I hold three levels of government fully responsible for this issue: EMO, Village of Mayo and Community Services. The existing hole in the dike has been common knowledge for the past 18 years. They chose to do nothing to repair it. It is not rocket science, just a hole in the dike!

Because of the lack of responsibility from the three departments, we are forced to deal with disruption and damages to our property.

To date, the only assistance we have received is from Yukon Energy. They have allowed us to use shower and laundry facilities in one of their company houses. We are thankful and appreciate it very much.

The Mayo B hydro project benefits all Yukoners alike.

Upon completion, approximately $150 million will have been spent on this hydro project once it is connected to the Whitehorse power grid.

To accomplish this undertaking, the Mayo River from the bridge downstream must be reconstructed creating a new diversion channel by cutting off the two meandering bends in the Mayo River that are the cause of the glaciation (this can be viewed on Google Earth, which is self-explanatory).

Fisheries and Oceans, First Nations and the environmentalists must accept and support this necessary change.

I have tried to convince all levels of government of the necessary importance of this diversion channel.

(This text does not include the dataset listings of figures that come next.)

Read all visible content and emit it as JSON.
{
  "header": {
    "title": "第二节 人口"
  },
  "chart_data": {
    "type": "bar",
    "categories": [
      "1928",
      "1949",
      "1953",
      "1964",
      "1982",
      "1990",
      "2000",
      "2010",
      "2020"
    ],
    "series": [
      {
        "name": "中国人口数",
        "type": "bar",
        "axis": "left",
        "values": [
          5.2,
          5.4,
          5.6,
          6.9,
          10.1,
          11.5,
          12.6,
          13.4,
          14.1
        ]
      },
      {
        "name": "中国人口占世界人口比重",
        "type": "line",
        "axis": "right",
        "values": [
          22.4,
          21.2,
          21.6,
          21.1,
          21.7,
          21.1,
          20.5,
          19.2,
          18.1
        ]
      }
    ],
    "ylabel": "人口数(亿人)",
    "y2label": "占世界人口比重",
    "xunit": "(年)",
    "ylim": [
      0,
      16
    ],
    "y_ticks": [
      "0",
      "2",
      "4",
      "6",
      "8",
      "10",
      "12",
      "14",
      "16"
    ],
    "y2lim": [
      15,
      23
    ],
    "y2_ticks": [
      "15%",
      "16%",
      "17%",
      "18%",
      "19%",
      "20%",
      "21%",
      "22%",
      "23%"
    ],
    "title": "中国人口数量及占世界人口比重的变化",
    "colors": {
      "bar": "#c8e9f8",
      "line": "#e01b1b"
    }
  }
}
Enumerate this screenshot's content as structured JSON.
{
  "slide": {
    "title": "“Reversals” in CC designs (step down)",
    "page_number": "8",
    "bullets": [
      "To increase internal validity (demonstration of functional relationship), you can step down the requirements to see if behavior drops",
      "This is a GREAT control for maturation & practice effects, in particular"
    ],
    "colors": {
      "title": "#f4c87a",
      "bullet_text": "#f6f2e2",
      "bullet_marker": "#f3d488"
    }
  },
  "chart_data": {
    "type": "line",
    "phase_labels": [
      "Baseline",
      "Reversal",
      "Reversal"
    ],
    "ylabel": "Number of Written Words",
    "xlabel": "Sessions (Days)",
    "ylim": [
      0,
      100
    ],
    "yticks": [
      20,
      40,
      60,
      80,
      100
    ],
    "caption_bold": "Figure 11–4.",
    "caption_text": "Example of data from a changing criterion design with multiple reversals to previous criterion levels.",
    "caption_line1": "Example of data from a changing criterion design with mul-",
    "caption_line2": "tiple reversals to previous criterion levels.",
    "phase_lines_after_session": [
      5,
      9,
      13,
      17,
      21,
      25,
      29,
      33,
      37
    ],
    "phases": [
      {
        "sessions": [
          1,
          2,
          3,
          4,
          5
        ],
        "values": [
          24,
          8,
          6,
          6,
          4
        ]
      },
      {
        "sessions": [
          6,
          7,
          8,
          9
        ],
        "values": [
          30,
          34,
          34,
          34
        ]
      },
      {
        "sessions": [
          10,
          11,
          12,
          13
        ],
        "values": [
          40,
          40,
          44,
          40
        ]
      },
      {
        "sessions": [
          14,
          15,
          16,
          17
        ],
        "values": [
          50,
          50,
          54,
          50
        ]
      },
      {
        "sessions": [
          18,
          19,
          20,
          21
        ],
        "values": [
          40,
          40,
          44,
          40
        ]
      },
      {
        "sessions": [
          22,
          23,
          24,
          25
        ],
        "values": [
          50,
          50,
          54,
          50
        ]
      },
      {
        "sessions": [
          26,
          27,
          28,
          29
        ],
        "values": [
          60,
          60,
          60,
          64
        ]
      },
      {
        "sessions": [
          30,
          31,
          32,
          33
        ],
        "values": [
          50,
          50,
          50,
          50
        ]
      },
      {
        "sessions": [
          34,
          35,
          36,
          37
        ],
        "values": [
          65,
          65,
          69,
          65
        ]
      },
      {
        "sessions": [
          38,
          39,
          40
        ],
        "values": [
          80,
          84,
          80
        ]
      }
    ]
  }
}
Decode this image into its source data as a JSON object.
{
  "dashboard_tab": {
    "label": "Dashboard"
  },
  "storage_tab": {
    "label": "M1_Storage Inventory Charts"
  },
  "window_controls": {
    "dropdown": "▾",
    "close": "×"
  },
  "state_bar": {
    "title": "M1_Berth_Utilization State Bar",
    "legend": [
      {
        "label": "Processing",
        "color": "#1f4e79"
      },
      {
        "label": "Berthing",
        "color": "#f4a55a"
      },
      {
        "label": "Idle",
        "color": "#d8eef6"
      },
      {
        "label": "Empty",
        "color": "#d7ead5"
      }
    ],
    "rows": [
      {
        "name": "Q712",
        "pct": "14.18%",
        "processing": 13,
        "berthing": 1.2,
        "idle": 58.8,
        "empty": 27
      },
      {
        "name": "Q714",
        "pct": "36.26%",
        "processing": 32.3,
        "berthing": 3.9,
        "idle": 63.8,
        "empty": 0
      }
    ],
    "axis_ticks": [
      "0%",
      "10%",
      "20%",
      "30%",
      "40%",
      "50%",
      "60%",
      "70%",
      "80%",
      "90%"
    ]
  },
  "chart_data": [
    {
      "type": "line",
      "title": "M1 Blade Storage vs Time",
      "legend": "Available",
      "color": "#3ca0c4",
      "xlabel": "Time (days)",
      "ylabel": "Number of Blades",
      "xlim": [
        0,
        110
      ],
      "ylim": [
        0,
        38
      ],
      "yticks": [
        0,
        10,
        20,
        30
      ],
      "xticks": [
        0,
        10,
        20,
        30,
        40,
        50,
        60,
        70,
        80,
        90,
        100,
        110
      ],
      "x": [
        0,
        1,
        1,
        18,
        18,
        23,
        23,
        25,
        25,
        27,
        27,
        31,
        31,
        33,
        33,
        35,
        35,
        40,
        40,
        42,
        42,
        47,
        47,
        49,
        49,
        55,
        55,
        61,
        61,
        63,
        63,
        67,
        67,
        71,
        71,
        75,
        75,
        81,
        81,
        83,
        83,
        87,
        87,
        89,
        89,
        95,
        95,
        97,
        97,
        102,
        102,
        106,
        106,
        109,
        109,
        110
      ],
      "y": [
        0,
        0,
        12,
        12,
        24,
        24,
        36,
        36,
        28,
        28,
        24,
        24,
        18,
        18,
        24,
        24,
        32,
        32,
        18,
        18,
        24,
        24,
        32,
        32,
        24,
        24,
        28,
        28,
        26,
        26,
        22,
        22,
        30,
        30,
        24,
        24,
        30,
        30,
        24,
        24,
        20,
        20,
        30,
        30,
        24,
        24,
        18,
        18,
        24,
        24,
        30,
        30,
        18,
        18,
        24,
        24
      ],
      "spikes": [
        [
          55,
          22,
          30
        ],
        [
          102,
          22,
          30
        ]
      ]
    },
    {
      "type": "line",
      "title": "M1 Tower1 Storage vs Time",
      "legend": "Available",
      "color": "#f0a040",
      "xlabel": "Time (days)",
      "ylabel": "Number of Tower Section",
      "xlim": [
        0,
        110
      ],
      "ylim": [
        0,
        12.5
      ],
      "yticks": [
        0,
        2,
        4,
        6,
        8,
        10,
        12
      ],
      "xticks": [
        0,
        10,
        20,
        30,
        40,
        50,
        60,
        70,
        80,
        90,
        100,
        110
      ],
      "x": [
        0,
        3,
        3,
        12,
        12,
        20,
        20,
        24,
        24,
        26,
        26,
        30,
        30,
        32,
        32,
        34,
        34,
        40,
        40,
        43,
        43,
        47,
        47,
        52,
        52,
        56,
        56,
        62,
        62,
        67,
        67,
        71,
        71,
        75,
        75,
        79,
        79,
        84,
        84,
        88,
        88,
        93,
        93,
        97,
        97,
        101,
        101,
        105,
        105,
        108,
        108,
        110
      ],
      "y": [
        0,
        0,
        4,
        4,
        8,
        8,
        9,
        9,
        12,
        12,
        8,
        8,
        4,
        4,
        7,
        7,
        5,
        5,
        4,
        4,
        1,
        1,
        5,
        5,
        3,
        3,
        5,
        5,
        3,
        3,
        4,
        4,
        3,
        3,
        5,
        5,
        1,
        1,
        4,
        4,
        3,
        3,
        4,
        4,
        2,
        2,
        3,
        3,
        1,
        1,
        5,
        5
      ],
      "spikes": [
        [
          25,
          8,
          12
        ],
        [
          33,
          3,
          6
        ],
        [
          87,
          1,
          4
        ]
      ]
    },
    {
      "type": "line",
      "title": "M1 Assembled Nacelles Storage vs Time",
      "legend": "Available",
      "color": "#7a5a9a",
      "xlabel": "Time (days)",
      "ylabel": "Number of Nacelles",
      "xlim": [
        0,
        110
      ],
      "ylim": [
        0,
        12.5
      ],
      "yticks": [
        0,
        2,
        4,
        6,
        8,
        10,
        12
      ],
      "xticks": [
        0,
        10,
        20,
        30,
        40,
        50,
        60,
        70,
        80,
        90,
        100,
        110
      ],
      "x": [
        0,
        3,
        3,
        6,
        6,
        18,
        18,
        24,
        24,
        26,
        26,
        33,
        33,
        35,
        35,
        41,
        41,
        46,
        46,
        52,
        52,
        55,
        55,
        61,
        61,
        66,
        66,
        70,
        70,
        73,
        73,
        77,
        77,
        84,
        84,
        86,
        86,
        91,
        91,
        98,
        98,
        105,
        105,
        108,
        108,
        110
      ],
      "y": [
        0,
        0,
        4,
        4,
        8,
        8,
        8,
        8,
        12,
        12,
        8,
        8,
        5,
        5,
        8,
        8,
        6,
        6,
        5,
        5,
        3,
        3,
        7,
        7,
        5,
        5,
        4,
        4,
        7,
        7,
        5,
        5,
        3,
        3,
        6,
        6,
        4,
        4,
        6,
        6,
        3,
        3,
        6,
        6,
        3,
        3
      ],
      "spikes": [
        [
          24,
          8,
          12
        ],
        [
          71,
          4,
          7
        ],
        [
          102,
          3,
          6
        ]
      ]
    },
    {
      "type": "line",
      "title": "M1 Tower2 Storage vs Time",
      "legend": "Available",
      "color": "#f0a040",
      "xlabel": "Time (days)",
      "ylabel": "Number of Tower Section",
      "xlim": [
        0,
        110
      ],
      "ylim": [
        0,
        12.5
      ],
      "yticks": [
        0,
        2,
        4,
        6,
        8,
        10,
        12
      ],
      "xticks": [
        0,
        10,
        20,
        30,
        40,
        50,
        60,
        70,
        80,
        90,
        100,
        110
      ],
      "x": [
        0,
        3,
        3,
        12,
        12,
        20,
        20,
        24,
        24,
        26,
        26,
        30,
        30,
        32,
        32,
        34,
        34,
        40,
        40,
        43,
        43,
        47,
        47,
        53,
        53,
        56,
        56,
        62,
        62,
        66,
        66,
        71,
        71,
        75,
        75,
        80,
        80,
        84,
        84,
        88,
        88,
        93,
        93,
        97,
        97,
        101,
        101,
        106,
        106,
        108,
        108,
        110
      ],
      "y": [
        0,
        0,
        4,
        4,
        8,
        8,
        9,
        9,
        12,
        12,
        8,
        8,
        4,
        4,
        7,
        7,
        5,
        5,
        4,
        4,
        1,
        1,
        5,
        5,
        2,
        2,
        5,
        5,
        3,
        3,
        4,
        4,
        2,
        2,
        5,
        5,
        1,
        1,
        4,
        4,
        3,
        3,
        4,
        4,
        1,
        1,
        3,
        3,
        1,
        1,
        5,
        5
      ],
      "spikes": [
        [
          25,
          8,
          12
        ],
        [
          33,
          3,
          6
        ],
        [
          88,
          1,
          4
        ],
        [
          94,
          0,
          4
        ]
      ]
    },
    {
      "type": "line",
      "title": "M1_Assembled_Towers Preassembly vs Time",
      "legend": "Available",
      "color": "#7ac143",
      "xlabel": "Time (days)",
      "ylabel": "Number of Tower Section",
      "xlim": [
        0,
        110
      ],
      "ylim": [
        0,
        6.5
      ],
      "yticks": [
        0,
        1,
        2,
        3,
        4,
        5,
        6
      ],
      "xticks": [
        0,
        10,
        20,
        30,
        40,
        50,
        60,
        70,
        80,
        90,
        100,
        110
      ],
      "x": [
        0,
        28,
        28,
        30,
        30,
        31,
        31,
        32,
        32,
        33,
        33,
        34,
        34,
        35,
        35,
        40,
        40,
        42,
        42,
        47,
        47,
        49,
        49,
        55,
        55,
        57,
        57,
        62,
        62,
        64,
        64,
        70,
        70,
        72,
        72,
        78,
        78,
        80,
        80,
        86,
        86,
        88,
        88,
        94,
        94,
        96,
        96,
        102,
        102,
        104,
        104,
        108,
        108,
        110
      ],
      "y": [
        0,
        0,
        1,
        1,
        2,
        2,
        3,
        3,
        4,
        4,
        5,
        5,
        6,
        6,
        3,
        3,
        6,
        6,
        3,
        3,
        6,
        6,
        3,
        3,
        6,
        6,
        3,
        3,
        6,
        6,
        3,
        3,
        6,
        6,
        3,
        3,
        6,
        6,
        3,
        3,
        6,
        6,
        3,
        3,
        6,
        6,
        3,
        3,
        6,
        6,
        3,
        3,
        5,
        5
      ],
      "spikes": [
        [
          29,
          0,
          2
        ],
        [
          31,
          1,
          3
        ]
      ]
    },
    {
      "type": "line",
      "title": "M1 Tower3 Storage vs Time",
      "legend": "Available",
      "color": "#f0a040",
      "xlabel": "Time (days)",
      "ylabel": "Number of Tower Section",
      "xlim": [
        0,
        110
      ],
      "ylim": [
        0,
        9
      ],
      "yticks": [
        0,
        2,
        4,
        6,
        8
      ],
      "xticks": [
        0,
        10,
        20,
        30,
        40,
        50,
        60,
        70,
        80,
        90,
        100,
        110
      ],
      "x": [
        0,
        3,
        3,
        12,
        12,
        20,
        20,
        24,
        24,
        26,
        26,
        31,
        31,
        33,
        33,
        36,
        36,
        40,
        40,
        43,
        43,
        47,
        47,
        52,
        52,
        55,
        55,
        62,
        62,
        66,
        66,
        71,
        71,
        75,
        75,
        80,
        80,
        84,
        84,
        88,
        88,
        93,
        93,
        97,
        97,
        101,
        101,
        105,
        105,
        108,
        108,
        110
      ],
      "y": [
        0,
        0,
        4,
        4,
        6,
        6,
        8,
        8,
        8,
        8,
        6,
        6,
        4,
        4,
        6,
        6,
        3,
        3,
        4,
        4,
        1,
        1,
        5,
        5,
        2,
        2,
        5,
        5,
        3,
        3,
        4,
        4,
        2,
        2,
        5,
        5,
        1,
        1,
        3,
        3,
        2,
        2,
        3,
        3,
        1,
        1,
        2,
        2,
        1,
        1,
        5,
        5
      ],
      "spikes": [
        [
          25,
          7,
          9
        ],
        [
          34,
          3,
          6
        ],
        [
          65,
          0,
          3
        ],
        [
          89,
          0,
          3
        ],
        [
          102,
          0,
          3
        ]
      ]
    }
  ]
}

Once Mayo B is completed, YEC will require a well-constructed river channel due to the fact that there will be an increased amount of water discharged from the hydro turbines back into the river.

It is proven that fish have the ability to adapt to a temporary change to their environment. Scientific research has proven that fish are of superior intelligence compared to humans.

The approximate length of this diversion is 2,400 feet. Information for construction of channel diversions can be found in the Guide Book of Mitigation Measures for Placer Mining in the Yukon. I do not claim to be an expert in this field, but I have 40 years of placer mining knowledge and experience of constructing diversion channels under the Fisheries and Placer Authorization.

When I do a diversion channel I must use a commonsense approach because, in the end, I incur all expenses.

The expenditures to date prove a lack of knowledge has wasted money thrown at this avoidable disaster.

The reality of what was once a picturesque river system is now a disaster of broken trees pushed into the river to cross back and forth.

A placer miner even contemplating this method of excavation and reconstruction would be charged with an offence under the Fisheries Act.

It is time to stop wasting money. An engineered plan must be implemented. It is time to use commonsense. The ice will not melt until spring, so take the time and do it right.